I had barely felt Bane move when his fist swung past my head and connected with the shifter's jaw. The guy's head snapped to the side before slowly coming back to face the two of us again.
Fuck.
Double fuck.
Oh, we were so screwed now.
"Stop!" I screamed as the shifter growled and lunged at Bane with me still standing between them.
It was too late though. I was the meat in the shifter and Bane sandwich as Bane fell to the floor under the shifter's weight. I tried to struggle out of their wrestling match but I couldn't get free.
A fist missed and hit me squarely in the ribs, but neither of them so much as paused, so I brought my knee up as fast and as hard as possible. After managing to nail the shifter in the balls, he rolled off me and Bane, too busy howling in pain and cupping himself to care what was going on around him anymore.
I pushed to my feet and looked at the man writhing on the floor. I wanted to do more. To hurt him, kick him while he was down, to make him see that I wasn’t just some weak little girl that could be pushed around and insulted without consequen
ce but that wasn’t who I was. I wasn’t violent by nature, although Nightstone appeared to be trying to beat it into me. Who knows what I’d have to do to survive here, to protect those I cared about.
There was nothing stopping me from hurting this shifter. Maybe if I made an example out of one of them the others would back off a bit. No. No, that wasn’t who I wanted to be. I’d do what I had to so I could survive, so I could help protect Ambrose and Christian, but that was it.
I stared down at the two men. "You two are made for each other," I said before walking away.
"Nas," Bane called.
I stupidly stopped and turned around to face the damn bounty hunter. "What?"
"Are you okay?" he asked, his eyes running over me in an evaluating way, looking for injuries.
"Fine." I turned on my heel and walked away once more. He'd made his position clear. As much as I wanted to help, if he wouldn't accept it then there was no point in beating my head against a brick wall.

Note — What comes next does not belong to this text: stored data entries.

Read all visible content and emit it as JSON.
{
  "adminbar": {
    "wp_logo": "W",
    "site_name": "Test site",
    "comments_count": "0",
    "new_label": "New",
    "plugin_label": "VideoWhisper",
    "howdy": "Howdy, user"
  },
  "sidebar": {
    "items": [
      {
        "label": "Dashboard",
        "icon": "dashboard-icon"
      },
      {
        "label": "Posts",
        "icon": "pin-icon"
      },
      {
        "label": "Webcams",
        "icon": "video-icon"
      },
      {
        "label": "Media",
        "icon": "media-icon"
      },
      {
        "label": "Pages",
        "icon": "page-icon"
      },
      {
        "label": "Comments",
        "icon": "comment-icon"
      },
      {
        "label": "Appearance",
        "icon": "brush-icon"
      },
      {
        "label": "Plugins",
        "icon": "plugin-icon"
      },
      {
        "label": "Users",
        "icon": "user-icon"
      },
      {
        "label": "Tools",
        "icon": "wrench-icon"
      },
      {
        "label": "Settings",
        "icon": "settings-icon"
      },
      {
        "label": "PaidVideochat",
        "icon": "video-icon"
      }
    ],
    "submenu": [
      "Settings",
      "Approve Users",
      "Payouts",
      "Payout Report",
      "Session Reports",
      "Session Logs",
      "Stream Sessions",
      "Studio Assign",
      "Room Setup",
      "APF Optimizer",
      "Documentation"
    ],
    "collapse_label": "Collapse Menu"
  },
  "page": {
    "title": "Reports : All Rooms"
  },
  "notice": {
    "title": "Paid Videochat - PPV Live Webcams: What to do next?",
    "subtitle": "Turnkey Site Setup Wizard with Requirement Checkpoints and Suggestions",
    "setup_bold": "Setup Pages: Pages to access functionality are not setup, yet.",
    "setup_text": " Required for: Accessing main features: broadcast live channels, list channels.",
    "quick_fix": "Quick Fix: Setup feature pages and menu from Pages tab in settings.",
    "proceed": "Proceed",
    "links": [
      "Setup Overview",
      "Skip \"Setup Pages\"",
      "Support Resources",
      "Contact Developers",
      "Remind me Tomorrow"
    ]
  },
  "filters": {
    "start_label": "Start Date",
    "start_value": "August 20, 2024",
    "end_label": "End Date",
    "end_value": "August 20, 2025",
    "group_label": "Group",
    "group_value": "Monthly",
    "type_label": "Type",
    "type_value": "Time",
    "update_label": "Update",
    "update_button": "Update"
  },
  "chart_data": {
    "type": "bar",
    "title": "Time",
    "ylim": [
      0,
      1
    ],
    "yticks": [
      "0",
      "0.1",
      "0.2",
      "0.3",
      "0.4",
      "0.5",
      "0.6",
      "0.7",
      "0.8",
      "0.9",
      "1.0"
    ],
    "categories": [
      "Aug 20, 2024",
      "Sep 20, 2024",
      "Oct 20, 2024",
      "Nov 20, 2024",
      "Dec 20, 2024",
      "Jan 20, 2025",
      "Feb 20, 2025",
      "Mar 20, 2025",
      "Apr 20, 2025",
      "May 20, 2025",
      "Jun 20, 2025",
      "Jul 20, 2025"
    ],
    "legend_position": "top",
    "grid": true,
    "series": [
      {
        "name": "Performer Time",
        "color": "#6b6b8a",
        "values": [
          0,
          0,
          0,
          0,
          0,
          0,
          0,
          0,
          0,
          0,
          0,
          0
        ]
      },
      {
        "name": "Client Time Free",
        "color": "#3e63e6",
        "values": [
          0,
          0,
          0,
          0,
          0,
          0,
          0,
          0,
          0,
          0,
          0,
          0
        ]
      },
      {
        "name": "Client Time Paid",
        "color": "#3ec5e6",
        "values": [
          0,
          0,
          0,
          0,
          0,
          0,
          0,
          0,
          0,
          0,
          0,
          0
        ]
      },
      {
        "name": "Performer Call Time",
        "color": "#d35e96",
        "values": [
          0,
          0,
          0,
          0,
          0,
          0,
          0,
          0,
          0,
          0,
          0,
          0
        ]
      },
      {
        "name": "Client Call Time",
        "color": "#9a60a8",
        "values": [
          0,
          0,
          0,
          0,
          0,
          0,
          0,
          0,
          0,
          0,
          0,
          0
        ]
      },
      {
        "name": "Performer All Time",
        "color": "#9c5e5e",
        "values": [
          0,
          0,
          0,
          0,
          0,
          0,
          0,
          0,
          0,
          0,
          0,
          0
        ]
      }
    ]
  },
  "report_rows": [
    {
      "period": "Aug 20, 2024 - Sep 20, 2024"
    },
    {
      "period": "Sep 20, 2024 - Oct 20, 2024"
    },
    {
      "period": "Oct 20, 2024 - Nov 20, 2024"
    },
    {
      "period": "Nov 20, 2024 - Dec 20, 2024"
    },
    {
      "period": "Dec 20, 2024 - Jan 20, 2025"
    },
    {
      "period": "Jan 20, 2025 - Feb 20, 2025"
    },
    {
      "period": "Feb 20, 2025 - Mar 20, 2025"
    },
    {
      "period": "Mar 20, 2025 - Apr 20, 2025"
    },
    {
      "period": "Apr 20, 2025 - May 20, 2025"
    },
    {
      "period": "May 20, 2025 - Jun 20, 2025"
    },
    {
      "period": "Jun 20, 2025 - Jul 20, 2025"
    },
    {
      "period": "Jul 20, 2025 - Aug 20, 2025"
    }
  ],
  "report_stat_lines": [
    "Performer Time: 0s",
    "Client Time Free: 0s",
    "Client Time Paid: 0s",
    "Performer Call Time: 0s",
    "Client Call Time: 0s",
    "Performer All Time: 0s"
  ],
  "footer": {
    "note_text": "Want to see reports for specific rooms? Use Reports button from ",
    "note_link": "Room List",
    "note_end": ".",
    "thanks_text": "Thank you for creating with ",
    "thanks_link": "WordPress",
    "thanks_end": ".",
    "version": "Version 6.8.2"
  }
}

Besides, I had bigger problems to worry about if this was how the pack viewed me.
3
Bane
I’d been hoping trouble would find me, but instead Nas had come to my door.
And now I couldn’t stop thinking about her. I pressed my fingers absently to the sore bridge of my nose, hoping the pain would ground me, because god damn it, even after fighting that brick shithouse of a shifter, I was hard from having her so close.
I had to find a way to distract myself. If I let her get too close to me, she was going to get hurt.